Uno-Resolution Weltsicherheitsrat in Korea-Frage gespalten

Der Sicherheitsrat der Vereinten Nationen hat eine Notfallsitzung zum Korea-Konflikt ohne konkrete Ergebnisse vertagt. Das Gremium wollte über Wege beraten, die zunehmende Spannungen zwischen Nord- und Südkorea abzubauen.


New York - Die Staaten im Uno-Sicherheitsrat sind uneinig über eine mögliche Resolution über die wachsenden Spannungen zwischen Nord- und Südkorea. China und Russland, die vergleichsweise enge Beziehungen zu Pjöngjang unterhalten, zeigten sich während einer Dringlichkeitssitzung am Sonntag besorgt über eine geplante Schießübung Seouls an der umstrittenen Seegrenze. Die USA hingegen unterstützten Südkorea. Jedes Land habe das Recht auf Selbstverteidigung und das dafür notwendige Training.

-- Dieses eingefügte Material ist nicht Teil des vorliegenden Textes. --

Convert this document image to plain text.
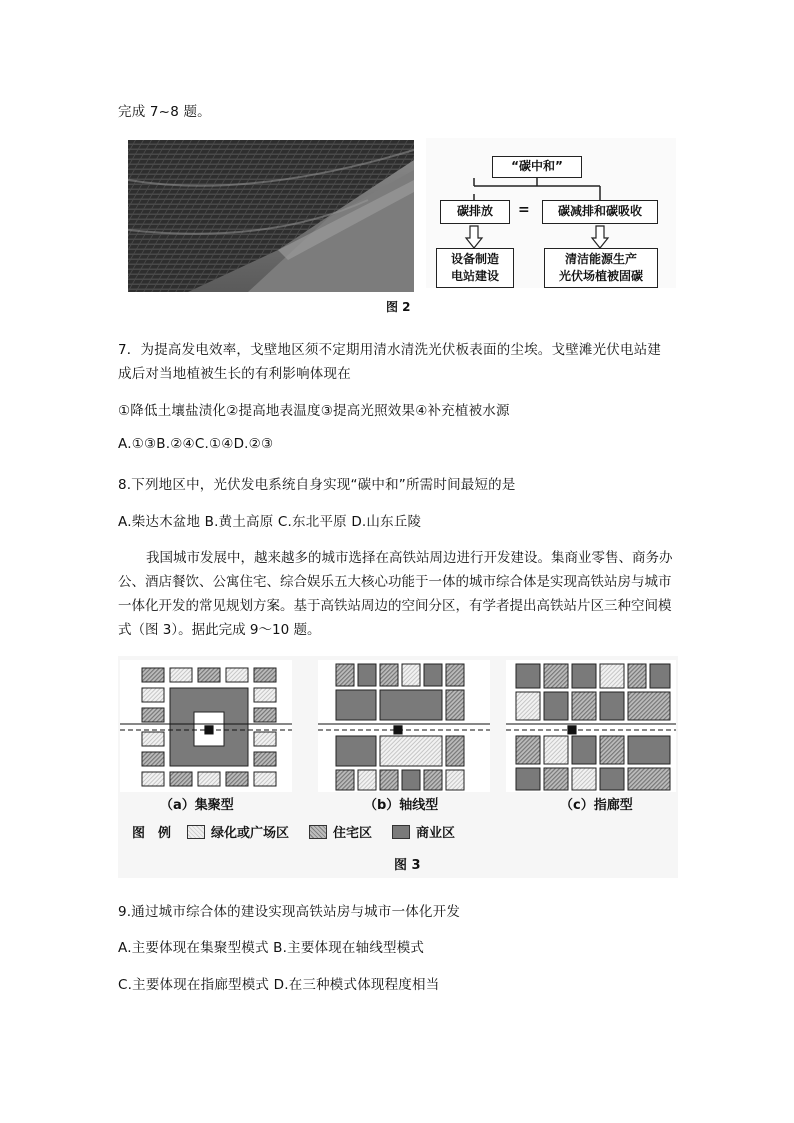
完成 7~8 题。
“碳中和”
碳排放	=	碳减排和碳吸收
设备制造
电站建设
清洁能源生产
光伏场植被固碳
图 2
7．为提高发电效率，戈壁地区须不定期用清水清洗光伏板表面的尘埃。戈壁滩光伏电站建
成后对当地植被生长的有利影响体现在
①降低土壤盐渍化②提高地表温度③提高光照效果④补充植被水源
A.①③B.②④C.①④D.②③
8.下列地区中，光伏发电系统自身实现“碳中和”所需时间最短的是
A.柴达木盆地 B.黄土高原 C.东北平原 D.山东丘陵
我国城市发展中，越来越多的城市选择在高铁站周边进行开发建设。集商业零售、商务办公、酒店餐饮、公寓住宅、综合娱乐五大核心功能于一体的城市综合体是实现高铁站房与城市一体化开发的常见规划方案。基于高铁站周边的空间分区，有学者提出高铁站片区三种空间模式（图 3）。据此完成 9～10 题。
■
（a）集聚型
■
（b）轴线型
■
（c）指廊型
图　例	绿化或广场区	住宅区	商业区
图 3
9.通过城市综合体的建设实现高铁站房与城市一体化开发
A.主要体现在集聚型模式 B.主要体现在轴线型模式
C.主要体现在指廊型模式 D.在三种模式体现程度相当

Uneinigkeit herrschte auch über die Frage, ob Nordkorea wegen zweier tödlicher Zwischenfälle in diesem Jahr hervorgehoben werden sollte. Die Versenkung eines südkoreanischen Kriegsschiffes - laut einer Untersuchung durch ein nordkoreanisches Torpedo - und der Beschuss einer südkoreanischen Insel hatten die Beziehungen zuletzt drastisch verschlechtert.

Der kommunistische Norden warnte den Süden, erneut auf der Insel Yeonpyeong eine Artillerieübung abzuhalten. Die Reaktion werde noch härter sein als im vergangenen Monat. Damals beschossen die nordkoreanischen Streitkräfte die Insel und töteten vier Südkoreaner, zwei Zivilisten und zwei Soldaten der Marineinfanterie.

Russland hatte auf die Einberufung der Uno-Sitzung gedrungen. Moskau will den Sicherheitsrat dazu bringen, Nord- und Südkorea zu "maximaler Zurückhaltung" aufzufordern. Einige Mitglieder des Gremiums halten es aber für unfair, Pjöngjang und Seoul gleich zu behandeln, wie ein Diplomat wissen ließ.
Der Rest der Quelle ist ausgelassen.